The farming of snails, unlike that of large farm animals, requires less space and financial resources, and snails are not as demanding. In field husbandry conditions, snails have access to green forage and are given concentrated mixtures on feed tables. In this maintenance system, it is important to carry out treatments stabilizing the microbiological balance of feed tables, where snail feces and feed refusals accumulate. This study analyzed the effect of paint with silver nanoparticles (nano-Ag) or a multimicrobial preparation applied to feed tables on the microbiological composition of the feed table environment, the growth and mortality of snails, and parameters assessing the quality of carcasses and snail shells. Results showed that the use of nano-Ag paint reduced the growth of bacteria, while the multimicrobial preparation reduced mold and yeast. Spraying feed tables with the multimicrobial preparation had a better effect on the growth of snails, while the use of nano-Ag paint reduced the mortality of the animals. The factors used did not have a negative effect on the quality of shells. The snails that had contact with nano-Ag paint showed a higher content of Ag in the carcasses and a greater degree of lipid peroxidation.

Abstract

The aim of this research was to evaluate the effect of Ag nanoparticles (nano-Ag) used in the paint covering feed tables or a multimicrobial preparation applied to feed tables on the microbiological composition of the feed table environment, the growth and mortality of snails, and selected parameters for assessing the quality of carcasses and snail shells. The research was carried out in a farm of Cornu aspersum (Müller) snails. In the control (K) group, paint without nano-Ag was used. In two other groups (N-Ag and N-Ag + effective microorganisms (EM)), the feed tables were covered with the same paint as in the control group but with the addition of 100 mg/L of nano-Ag it (N-Ag group). Additionally, multimicrobial preparation (EM Bokashi^®) at a concentration of 10% was spread on the tables in the N-Ag + EM group. In the last group (EM), the feed tables were covered with paint without nano-Ag, and only multimicrobial preparation was applied at a concentration of 10%. During the tests, the body weight of snails was measured three times, and swab samples were taken from the feed tables for the examination of microbiological composition. At the end of the experiment, the snails were killed, and the weight of the carcass and the size of the shell were measured. The content of Ag and the degree of lipid oxidation (thiobarbituric acid reactive substances (TBARS)) in the carcasses were analyzed, and the content of Ca and the crushing strength of the shells were determined.
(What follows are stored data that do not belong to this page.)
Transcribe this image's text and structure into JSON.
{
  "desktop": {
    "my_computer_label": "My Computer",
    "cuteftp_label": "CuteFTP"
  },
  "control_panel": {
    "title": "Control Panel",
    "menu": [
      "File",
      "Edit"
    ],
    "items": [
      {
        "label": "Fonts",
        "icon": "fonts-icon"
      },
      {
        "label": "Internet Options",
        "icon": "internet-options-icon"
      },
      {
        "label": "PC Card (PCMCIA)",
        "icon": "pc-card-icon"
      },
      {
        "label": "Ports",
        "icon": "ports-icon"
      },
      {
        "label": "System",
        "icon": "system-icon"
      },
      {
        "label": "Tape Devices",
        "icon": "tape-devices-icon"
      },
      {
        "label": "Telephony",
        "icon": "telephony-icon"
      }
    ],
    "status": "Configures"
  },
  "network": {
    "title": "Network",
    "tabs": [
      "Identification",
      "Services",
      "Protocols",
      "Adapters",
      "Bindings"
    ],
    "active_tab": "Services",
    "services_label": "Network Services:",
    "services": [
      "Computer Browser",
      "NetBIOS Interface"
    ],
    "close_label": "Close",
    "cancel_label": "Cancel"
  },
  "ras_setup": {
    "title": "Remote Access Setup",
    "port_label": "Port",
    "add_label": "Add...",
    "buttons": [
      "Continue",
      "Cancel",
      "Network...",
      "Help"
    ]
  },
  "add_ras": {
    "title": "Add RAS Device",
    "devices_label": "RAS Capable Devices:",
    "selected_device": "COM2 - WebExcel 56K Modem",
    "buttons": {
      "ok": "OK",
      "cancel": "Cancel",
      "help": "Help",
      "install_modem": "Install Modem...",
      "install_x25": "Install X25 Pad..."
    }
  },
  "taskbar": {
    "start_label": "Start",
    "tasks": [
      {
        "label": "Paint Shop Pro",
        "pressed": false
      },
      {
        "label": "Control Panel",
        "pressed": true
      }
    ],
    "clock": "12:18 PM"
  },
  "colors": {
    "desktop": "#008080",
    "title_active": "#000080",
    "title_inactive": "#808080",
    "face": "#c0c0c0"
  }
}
In the N-Ag and N-Ag + EM groups, a significant reduction in the total number of bacteria, fecal streptococci, and Escherichia coli was found, while there was also a reduction in mold and fungi in the N-Ag + EM and EM groups. In the K and EM groups, the mortality of animals was higher than in the nano-Ag groups. In subsequent weight checks, the highest body weight was found in the EM group and the lowest in the N-Ag and N-Ag + EM groups. In addition, the carcass weight and shell size in the N-Ag group was significantly lower compared to the K and EM groups. In the N-Ag and N-Ag + EM groups, a higher Ag content in the carcasses and a greater degree of lipid peroxidation were found. The Ca content of the shells was the highest in the N-Ag group, and the hardness of shells was the highest in the N-Ag and N-Ag + EM groups.